Peanut Allergy Causes
It is unknown why some people have peanut allergies while others do not. There are risk factors that give people a higher chance of developing a peanut allergy.
Children are the most likely to have food allergies. Among children, toddlers and infants have food allergies the most. As children grow and their digestive systems mature, the body is less likely to react to foods that cause allergies.
Past Allergy to Peanuts
Some children may outgrow their allergies. Though, they may show up again later in life.
If you have allergic reactions to one type of food, you are at a greater risk of developing allergies to another food. If you have any type of allergies, such as hay fever, you are also at an increased risk of having food allergies.
Family Members with Allergies
If other members of your family have allergies or food allergies, you may be at an increased risk of developing allergies.
It can be difficult to diagnose a peanut allergy as the symptoms vary from person to person. A single person may not experience the same reaction each time they get exposed to peanuts. If you think you or a family member has a peanut allergy, make an appointment with an allergist.

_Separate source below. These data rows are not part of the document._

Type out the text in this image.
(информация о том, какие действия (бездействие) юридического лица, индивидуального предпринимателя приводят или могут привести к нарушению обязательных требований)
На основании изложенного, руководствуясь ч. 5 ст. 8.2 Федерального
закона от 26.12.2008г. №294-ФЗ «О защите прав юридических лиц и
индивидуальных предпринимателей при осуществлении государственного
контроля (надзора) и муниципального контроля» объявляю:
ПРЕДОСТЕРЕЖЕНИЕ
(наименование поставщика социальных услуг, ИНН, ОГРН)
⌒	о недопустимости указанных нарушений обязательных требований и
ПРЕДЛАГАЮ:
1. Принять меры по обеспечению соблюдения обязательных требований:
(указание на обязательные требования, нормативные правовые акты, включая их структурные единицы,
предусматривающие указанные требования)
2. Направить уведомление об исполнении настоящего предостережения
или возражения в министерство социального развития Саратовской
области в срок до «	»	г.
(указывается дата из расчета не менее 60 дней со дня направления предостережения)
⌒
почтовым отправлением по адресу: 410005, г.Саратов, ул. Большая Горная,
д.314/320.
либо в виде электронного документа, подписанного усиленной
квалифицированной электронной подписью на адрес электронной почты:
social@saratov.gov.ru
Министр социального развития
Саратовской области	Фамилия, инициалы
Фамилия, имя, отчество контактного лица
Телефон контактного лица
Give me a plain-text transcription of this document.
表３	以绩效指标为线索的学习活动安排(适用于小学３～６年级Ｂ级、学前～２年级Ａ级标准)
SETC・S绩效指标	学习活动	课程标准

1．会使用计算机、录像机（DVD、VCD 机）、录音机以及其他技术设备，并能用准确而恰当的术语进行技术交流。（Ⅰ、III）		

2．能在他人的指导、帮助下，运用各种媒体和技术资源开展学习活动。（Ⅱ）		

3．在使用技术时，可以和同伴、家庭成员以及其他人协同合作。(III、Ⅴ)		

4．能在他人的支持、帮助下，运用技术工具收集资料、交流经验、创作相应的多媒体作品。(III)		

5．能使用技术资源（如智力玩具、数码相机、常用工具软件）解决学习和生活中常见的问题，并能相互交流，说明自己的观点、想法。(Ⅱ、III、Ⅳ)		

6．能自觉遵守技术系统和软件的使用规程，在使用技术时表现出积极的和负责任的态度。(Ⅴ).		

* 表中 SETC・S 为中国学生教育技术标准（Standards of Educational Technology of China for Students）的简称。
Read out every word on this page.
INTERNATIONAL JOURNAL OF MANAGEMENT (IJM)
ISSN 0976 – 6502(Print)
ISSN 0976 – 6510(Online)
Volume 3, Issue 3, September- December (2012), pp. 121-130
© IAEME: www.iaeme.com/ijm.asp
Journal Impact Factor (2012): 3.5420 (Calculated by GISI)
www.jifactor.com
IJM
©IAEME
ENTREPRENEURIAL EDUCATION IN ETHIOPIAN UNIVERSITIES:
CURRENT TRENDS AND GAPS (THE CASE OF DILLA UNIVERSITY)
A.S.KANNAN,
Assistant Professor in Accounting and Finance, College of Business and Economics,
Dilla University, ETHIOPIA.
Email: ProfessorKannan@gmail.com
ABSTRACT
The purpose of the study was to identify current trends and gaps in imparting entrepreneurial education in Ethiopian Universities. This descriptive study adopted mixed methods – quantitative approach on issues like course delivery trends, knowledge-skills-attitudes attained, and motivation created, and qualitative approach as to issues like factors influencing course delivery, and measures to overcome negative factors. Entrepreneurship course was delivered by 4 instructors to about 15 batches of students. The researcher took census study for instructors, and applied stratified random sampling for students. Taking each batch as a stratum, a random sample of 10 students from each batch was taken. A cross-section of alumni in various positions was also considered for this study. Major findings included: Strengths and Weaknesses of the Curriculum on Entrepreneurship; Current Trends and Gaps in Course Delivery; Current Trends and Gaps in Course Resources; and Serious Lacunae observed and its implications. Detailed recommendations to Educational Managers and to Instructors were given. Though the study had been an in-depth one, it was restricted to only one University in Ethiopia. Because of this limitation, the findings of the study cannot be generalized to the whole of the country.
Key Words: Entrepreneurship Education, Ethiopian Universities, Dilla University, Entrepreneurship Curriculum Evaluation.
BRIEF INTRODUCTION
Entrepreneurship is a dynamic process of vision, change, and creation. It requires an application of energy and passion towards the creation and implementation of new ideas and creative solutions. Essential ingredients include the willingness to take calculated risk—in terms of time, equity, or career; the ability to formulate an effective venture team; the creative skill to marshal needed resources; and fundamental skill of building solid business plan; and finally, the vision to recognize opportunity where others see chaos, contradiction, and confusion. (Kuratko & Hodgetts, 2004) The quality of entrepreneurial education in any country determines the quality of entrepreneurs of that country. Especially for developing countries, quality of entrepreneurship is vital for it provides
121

If you notice a reaction to peanuts you should record a few things to share with your doctor. They include:
- The symptoms experienced
- What you ate and how much
- When symptoms started after ingestion
- How you relieved the symptoms
- How long the symptoms lasted
An allergist may suggest you get a skin test or blood test to check if there is a peanut allergy. They may recommend an oral food challenge in which you eat small amounts of peanuts. This test is done in a medical center in case of a severe reaction.
Peanut Allergy Treatment
The most basic way to prevent an allergic reaction to peanuts when you have a peanut allergy is to avoid peanuts or peanut products. Researchers have started to study different ways of treating peanut allergies. One way they have found success is through oral immunotherapy.
Oral immunotherapy is also known as desensitization. During this process, children with peanut allergies, or those at risk for a peanut allergy, get increased doses of peanut products. It is not a cure but can reduce the risk of severe reactions when exposed to peanuts or peanut products
In 2020, the FDA approved an oral immunotherapy drug, Palforzia, to treat children between 4 and 17 with peanut allergies. It is not recommended for those with uncontrolled asthma. Even with the drug, those with peanut allergies should still avoid contact with peanuts.
If there has already been exposure to peanuts or peanut products, be prepared with a reactive treatment option. Severe reactions may require the use of an auto-injector containing epinephrine. Many people with peanut allergies carry these auto-injectors with them.
Make sure you understand how to use your auto-injector and carry it at all times if you have a peanut allergy. Make sure it is up to date and have a backup auto-injector on hand. Talk with your doctor about the right time to use an åauto-injector during an allergic reaction.
Learn More About Treatment Today
Peanut allergies are becoming more prevalent in the US. If you or your child has a peanut allergy, there are treatment options for them. Avoidance is key in preventing allergic reactions, but some therapies may prevent severe reactions.